Título: Abuso de presos começou em Cabul
Autor: Paulo Sotero
Fonte: O Estado de São Paulo, 21/05/2005, Internacional, p. A22

Um relatório reservado do Exército americano mostra que a tortura de prisioneiros da guerra contra o terrorismo começou no Afeganistão. Muito antes da divulgação das fotografias sobre a violência que soldados e agentes americanos praticaram contra prisioneiros no Iraque, em 2003, a tortura sistemática já se tornara parte integral dos métodos de interrogatório de suspeitos usados pelos Estados Unidos em sua guerra global contra o terrorismo. Revelações feitas ontem por The New York Times, numa detalhada reportagem de duas páginas construída a partir de um relatório confidencial de 2.000 páginas das investigações internas do Exército sobre os abusos cometidos contra presos no Afeganistão, em 2002, mostram que a brutalidade e a perda de qualquer sentido de humanidade e decência já haviam impregnado a ação dos oficiais e soldados encarregados de obter informações de presos na primeira ação realizada pelos EUA em resposta aos ataques de 11 de setembro de 2001.

As informações publicadas pelo Times deixam claro, também, que os que cometeram as violências agiram convencidos de que seu comportamento era autorizado pelo secretário da Defesa, Donald Rumsfeld. Eles também acreditavam que estavam legalmente respaldados na reinterpretação que o presidente George W. Bush fez sobre a não aplicação à guerra contra o terrorismo das Convenções de Genebra, seguindo conselho de seu então assessor jurídico, Alberto González, que é hoje secretário da Justiça dos EUA.

A reportagem tem como foco o suplício e a morte de um motorista de táxi de Cabul, de 22 anos, conhecido apenas como Dilawar, e de um outro afegão identificado como Habibullah. Eles morreram num intervalo de seis dias, em dezembro de 2002, no Centro de Detenção de Bagram, ao sul de Cabul, depois de serem submetidos a sevícias iguais às praticadas nos porões da repressão nos piores anos das ditaduras latino-americanas. Dilawar, que foi preso logo depois da explosão de uma bomba em Cabul, mas não tinha qualquer vínculo com o Taleban, conforme concluíram os investigadores do Exército, passou mais de dois dias pendurado pelos braços em sua cela, antes de ser submetido a indescritíveis abusos por seus interrogadores, alguns dos quais são identificados.

Novamente algemado e pendurado pelos braços, com correntes, no teto da cela, Dilawar foi espancado até morrer. As informações sobre o caso foram prestadas por um intérprete do Exército que presenciou as cenas de violência. Segundo o Times, embora os investigadores militares tenham sido informados sobre o caso de Dilawar logo após sua morte, o inquérito interno avançou devagar. Em entrevista ao jornal em fevereiro de 2003, o então comandante das forças aliadas no Afeganistão, general Daniel McNell, negou que seus subordinados estivessem acorrentando presos nas paredes.

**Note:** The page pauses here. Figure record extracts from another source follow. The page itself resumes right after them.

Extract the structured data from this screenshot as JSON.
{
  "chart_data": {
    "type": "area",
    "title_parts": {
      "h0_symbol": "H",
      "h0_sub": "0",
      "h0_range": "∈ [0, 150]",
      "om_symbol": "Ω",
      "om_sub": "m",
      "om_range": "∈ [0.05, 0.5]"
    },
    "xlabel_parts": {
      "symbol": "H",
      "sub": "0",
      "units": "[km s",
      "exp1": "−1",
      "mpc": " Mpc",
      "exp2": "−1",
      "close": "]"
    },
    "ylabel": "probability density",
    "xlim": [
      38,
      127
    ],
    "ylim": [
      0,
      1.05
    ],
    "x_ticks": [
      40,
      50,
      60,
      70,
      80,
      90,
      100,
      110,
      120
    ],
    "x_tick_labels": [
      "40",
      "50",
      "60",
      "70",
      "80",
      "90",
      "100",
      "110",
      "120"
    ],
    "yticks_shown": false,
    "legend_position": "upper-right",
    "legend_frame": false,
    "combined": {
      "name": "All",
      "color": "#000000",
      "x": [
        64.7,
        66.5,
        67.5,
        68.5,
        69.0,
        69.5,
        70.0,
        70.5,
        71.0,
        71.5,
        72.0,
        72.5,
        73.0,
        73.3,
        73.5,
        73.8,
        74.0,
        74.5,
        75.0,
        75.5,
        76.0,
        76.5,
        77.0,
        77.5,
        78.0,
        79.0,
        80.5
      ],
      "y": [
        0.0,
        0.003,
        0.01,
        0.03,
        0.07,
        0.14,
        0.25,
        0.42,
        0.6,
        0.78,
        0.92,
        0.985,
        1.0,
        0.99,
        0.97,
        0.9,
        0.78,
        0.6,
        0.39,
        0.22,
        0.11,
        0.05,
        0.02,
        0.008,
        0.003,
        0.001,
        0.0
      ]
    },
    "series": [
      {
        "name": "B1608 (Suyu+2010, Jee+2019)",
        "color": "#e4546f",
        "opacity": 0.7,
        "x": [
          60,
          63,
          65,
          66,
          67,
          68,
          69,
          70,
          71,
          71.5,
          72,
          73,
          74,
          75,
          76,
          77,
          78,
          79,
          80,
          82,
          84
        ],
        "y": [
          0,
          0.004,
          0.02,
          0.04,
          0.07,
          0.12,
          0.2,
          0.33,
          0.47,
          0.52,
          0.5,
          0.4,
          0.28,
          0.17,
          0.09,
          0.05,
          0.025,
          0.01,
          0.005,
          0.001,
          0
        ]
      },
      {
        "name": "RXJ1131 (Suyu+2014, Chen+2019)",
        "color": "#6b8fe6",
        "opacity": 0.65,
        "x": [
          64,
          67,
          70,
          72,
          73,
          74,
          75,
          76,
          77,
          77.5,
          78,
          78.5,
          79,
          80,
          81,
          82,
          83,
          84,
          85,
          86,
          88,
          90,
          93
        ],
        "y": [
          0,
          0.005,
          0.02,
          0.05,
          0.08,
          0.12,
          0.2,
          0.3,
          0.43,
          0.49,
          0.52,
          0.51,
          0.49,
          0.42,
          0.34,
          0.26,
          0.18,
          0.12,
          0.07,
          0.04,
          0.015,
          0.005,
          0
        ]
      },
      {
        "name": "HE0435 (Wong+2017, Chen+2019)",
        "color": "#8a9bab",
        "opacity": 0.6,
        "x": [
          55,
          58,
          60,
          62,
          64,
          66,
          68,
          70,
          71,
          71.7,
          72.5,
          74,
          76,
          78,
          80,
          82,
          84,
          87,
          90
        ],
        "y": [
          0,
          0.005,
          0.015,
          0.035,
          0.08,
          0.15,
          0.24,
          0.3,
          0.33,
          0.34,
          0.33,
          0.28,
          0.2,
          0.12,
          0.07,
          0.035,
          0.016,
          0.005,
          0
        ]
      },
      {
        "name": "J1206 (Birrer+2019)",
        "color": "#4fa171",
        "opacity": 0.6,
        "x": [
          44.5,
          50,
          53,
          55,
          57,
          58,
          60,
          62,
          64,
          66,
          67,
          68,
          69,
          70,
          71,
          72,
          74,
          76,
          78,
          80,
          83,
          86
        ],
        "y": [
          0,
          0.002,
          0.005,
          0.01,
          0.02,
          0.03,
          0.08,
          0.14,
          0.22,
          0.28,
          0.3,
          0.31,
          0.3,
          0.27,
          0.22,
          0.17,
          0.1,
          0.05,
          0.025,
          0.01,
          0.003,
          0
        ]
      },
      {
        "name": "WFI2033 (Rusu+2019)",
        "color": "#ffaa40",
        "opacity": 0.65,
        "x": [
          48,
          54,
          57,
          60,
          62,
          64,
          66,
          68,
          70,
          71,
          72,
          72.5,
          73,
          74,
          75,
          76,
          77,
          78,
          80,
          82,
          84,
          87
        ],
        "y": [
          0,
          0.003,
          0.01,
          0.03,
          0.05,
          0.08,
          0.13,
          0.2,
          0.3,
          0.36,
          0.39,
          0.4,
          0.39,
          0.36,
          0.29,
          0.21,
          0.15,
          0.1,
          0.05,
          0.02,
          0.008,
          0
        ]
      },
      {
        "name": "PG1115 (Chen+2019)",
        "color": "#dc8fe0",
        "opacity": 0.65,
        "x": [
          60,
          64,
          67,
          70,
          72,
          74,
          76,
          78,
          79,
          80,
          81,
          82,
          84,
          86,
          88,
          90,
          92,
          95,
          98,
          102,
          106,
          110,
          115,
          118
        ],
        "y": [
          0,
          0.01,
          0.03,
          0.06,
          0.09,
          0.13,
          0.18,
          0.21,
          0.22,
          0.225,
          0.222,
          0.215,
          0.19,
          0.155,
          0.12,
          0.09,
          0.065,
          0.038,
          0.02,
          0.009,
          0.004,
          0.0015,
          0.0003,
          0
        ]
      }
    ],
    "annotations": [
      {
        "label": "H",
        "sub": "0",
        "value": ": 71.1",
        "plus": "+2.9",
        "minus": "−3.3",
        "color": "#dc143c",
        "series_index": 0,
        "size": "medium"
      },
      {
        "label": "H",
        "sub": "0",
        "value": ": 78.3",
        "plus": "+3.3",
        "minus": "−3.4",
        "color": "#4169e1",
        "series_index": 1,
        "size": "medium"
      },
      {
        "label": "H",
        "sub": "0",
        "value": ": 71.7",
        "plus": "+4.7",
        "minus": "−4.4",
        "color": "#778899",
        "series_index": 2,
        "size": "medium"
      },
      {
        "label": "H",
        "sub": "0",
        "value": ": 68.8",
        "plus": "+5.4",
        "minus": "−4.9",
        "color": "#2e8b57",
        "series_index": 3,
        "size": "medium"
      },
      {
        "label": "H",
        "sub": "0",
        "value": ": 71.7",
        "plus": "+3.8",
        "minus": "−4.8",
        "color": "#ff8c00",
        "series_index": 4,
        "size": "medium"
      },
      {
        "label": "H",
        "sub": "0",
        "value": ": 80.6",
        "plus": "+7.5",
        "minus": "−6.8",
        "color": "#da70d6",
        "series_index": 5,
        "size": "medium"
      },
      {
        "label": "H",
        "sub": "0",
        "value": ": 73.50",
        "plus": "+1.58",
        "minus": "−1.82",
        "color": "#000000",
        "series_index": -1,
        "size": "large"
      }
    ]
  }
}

Sempre de acordo com o diário, os interrogadores de Bagram eram comandados pela capitão Carolyn Wood - a mesma que foi transferida em julho de 2003 para o Iraque, onde assumiu o comando dos interrogatórios em Abu Ghraib. Um inquérito de alto nível do Exército determinou que as técnicas de interrogatório aplicadas pela capitão Wood e sua equipe no Iraque eram "notavelmente similares" às usadas em Bagram. Em outubro de 2004, o Comando de Investigações do Exército concluiu haver provas suficientes para indiciar 24 oficiais e soldados pela morte de Dilawar. Até agora, apenas sete soldados rasos foram formalmente incriminados pelas torturas de Bagram.